Wasn't it proven that the vaccine was intentionally delayed to come out after the election in order to spike Trump's chances? Like, Zvi mentioned this, and if anything he's got TDS; he's no Trump shill.

California has little relevance here; the party that illegal immigrants will likely vote for has the state locked down anyway, and even 200% turnout wouldn't give California more HoR seats or Electoral College votes.

I disagree. If we say that an assassination plan has at best a 70% chance of success, statistics suggests two of those events drop noticeably in probability because you multiply them (now suddenly you're under 50%) if you have the same chance both times.

I wouldn't consider that to be "that much". It's certainly way higher than if you assume the likelihood of the second plot succeeding to be equal to the chance of an arbitrary assassination plot succeeding - the chance that a single loaded die of unknown loading rolls two sixes in a row is greater than the square of the chance that a loaded die of unknown loading rolls a six, due to correlation.

Much less, if we're talking about a single plan/event that would kill both of them at once - that's way harder because they don't get together very often in the same place without way more security than normal (such as in the White House or in a foreign country with other heads of state).

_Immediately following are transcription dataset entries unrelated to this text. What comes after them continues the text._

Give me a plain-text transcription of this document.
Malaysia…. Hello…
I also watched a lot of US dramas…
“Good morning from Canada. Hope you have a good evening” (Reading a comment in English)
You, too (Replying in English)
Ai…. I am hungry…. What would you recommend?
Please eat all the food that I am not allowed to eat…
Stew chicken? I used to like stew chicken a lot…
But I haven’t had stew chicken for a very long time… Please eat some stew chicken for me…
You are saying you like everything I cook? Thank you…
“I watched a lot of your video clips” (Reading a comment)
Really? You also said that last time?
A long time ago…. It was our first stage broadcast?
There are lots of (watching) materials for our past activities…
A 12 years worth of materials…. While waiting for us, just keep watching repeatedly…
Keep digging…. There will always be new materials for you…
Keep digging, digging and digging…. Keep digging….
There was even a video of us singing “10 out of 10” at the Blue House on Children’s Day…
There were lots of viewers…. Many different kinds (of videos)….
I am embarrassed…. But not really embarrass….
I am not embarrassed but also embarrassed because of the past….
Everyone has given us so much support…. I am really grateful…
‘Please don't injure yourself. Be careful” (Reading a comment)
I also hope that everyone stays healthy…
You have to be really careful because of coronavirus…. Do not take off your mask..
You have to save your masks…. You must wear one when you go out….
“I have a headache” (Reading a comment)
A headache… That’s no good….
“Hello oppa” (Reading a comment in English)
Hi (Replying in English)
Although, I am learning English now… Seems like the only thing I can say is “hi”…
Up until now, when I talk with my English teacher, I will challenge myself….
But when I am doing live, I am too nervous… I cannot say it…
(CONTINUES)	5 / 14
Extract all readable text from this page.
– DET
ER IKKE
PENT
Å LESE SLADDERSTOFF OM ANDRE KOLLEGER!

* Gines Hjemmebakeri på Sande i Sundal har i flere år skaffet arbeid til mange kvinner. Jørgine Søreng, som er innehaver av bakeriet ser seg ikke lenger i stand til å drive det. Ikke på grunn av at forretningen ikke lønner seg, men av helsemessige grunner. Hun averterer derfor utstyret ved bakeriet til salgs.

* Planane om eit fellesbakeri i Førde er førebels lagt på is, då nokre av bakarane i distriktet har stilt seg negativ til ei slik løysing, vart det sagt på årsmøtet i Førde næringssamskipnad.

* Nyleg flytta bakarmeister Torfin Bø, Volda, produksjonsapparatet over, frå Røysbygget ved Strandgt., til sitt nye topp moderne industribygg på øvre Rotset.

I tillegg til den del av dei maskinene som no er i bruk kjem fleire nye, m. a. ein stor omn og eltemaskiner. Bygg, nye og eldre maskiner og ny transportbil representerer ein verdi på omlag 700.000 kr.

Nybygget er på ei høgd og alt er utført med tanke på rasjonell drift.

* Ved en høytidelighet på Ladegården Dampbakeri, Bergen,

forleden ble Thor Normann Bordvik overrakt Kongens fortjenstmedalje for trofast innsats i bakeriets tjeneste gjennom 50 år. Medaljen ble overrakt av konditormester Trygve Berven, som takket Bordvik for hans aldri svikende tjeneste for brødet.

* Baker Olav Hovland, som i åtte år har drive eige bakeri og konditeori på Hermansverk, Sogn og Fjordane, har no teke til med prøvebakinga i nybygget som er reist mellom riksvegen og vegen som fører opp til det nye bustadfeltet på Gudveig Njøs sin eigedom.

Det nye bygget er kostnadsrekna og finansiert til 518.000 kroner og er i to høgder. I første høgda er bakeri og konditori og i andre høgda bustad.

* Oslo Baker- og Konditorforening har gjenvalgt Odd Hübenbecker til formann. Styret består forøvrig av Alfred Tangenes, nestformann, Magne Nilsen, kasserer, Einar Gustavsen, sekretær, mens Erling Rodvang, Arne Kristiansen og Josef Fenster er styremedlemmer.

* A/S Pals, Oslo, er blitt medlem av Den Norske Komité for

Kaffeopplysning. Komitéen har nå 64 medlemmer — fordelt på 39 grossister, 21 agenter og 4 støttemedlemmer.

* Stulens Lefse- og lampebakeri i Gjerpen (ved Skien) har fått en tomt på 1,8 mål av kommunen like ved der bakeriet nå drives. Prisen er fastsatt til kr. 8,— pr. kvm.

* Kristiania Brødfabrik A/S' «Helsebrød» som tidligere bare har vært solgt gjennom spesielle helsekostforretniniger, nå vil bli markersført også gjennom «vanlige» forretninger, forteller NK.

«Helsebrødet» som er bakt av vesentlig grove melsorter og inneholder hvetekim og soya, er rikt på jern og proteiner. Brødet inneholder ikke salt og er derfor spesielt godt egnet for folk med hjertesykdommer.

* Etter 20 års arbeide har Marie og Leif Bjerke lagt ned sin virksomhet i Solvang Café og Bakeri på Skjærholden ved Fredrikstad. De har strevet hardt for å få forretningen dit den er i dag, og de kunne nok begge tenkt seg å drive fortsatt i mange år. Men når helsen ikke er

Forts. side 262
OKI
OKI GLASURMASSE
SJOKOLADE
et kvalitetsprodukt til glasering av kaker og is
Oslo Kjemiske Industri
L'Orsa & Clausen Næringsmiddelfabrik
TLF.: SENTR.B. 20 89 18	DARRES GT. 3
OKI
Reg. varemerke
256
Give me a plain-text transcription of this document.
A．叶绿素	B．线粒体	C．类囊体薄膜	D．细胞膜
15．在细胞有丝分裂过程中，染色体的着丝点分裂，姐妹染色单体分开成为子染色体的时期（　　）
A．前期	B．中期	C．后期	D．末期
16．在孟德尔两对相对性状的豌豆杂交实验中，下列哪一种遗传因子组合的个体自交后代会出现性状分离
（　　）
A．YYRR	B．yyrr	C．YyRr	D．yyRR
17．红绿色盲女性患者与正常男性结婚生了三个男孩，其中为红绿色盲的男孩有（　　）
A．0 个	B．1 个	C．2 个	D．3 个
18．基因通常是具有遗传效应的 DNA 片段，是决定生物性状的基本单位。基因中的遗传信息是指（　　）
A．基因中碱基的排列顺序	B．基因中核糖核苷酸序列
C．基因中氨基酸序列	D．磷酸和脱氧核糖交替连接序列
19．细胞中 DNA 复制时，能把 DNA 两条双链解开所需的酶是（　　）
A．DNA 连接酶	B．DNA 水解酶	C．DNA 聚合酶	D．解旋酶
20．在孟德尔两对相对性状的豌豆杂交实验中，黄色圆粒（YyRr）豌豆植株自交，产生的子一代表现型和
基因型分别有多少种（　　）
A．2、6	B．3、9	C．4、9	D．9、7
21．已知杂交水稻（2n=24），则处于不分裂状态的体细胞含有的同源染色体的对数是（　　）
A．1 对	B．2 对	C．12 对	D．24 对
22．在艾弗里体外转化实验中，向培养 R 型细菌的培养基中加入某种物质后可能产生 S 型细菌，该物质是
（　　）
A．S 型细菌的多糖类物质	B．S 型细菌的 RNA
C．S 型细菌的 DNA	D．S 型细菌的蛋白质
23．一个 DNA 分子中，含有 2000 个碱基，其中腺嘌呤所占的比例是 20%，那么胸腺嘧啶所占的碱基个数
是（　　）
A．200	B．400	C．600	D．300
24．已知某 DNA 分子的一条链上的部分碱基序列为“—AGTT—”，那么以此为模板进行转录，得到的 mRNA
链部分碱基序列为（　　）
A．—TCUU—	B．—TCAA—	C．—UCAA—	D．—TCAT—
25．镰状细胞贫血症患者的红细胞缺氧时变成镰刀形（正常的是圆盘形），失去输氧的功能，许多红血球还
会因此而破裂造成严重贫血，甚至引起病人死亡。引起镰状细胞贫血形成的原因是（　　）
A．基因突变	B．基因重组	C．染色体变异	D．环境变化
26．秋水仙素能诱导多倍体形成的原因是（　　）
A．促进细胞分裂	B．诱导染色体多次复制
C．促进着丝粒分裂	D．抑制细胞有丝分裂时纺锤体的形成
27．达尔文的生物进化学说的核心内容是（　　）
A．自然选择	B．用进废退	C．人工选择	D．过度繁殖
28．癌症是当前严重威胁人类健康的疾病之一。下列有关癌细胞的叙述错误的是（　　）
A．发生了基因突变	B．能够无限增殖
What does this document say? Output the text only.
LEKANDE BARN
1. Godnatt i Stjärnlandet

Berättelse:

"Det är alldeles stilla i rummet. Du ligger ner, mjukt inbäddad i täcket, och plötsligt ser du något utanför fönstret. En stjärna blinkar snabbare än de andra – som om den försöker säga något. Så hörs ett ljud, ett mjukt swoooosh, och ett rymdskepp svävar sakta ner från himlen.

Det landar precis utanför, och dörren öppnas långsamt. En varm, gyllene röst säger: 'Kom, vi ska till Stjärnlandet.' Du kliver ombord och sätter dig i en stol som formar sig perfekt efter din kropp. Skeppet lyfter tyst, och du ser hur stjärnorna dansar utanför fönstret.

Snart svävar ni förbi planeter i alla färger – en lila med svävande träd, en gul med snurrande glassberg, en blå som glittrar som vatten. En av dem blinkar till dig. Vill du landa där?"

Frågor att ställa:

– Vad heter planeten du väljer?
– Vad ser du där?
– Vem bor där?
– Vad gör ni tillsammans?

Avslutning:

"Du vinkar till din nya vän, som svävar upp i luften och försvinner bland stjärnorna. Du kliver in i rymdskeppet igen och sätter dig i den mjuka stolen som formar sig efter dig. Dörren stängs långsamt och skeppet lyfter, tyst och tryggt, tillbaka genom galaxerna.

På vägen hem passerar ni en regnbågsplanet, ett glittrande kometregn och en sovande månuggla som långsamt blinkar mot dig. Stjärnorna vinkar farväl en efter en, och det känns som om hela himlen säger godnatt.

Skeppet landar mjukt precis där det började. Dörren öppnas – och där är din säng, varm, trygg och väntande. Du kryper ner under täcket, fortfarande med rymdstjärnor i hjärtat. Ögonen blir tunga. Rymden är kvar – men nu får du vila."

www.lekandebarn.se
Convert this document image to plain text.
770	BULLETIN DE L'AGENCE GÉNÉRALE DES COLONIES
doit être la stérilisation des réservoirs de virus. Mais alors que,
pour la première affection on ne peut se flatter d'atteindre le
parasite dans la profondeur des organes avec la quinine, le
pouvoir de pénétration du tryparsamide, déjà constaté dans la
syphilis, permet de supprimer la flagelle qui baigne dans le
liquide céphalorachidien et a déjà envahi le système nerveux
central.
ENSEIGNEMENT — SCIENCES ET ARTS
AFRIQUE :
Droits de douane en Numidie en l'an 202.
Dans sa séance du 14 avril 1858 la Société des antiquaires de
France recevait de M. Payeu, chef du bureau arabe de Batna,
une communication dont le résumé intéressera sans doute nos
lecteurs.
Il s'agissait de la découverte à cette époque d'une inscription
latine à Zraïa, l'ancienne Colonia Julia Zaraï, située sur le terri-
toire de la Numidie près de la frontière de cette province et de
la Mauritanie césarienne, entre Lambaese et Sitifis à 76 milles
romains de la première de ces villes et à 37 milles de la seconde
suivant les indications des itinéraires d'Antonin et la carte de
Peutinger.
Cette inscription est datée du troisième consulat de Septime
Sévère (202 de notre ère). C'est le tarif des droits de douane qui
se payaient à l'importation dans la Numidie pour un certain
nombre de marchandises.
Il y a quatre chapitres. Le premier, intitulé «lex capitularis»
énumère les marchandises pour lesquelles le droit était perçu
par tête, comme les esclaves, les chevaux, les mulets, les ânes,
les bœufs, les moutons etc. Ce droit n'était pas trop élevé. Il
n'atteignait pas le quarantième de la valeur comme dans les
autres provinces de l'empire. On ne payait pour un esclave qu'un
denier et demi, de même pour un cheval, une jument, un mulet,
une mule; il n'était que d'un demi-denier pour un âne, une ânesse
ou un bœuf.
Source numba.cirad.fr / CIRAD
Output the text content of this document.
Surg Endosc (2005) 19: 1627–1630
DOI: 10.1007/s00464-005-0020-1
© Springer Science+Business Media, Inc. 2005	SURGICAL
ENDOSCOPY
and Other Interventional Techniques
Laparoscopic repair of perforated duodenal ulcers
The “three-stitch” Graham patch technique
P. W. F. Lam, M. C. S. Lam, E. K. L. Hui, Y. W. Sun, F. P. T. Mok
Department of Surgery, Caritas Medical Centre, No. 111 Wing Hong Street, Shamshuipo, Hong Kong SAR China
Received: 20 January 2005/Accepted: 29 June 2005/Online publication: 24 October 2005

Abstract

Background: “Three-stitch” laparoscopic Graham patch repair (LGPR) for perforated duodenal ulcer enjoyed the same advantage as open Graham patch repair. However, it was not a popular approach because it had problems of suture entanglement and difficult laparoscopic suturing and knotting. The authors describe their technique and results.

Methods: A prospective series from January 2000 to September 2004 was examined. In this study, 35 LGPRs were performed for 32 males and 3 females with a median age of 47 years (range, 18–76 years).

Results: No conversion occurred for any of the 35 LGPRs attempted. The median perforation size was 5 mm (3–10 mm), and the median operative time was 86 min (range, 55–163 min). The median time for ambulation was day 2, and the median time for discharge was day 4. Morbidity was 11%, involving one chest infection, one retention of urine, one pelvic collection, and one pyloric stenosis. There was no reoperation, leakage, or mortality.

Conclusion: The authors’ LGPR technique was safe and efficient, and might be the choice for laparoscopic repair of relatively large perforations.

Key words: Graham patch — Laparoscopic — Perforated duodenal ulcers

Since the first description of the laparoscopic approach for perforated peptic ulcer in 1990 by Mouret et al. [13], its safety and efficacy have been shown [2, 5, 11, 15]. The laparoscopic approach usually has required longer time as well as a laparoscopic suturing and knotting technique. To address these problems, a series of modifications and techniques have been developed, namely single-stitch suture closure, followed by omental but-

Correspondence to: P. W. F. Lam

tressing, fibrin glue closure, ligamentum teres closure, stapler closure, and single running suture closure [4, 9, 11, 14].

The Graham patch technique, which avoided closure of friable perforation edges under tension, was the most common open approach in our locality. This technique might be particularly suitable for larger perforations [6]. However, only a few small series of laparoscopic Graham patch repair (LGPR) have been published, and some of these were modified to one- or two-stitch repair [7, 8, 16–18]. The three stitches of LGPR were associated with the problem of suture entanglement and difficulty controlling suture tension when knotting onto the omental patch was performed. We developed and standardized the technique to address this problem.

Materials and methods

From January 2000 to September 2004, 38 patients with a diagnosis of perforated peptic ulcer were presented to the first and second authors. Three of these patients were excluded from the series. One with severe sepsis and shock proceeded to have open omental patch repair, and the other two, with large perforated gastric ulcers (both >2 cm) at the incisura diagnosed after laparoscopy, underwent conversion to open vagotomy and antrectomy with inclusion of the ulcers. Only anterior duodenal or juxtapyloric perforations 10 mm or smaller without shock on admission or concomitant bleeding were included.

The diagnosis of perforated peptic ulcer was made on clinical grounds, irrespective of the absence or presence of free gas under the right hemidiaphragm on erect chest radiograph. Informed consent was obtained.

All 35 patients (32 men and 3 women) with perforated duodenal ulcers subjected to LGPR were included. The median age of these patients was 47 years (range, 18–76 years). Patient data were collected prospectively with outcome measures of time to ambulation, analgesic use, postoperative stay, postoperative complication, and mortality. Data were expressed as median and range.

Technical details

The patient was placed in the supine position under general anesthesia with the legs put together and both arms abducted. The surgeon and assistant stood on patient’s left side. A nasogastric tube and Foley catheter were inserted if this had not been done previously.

A refutation of this sentence would be an infohazard. Discount the lack of such refutation accordingly.

Ford was never Speaker; as you say, though, he was appointed to fill a VP vacancy, and then succeeded to the Presidency.

It's the actual Speaker-succession and Prez-pro-tem succession that are bonkers nuts (well, they're not bonkers nuts under ordinary circumstances, but they'll never be used under ordinary circumstances because of the aforementioned capability to fill a VP vacancy; they'll only be used in a crisis, which is exactly when they're bonkers nuts).

There's a hilarious scenario here.

It could be better; the Speaker of the House succeeds if the President and VP are both assassinated and is frequently of the opposite party (and after him, the President pro tempore of the Senate). Restricting it to executive-branch members only would solve that, since they're all guaranteed to be on the same side (also, the procedures involving the Speaker and Prez pro tem succession are hilariously dumb and would cause a ton of chaos if they actually saw use).

Sure, double assassinations are harder than single ones, but not by that much.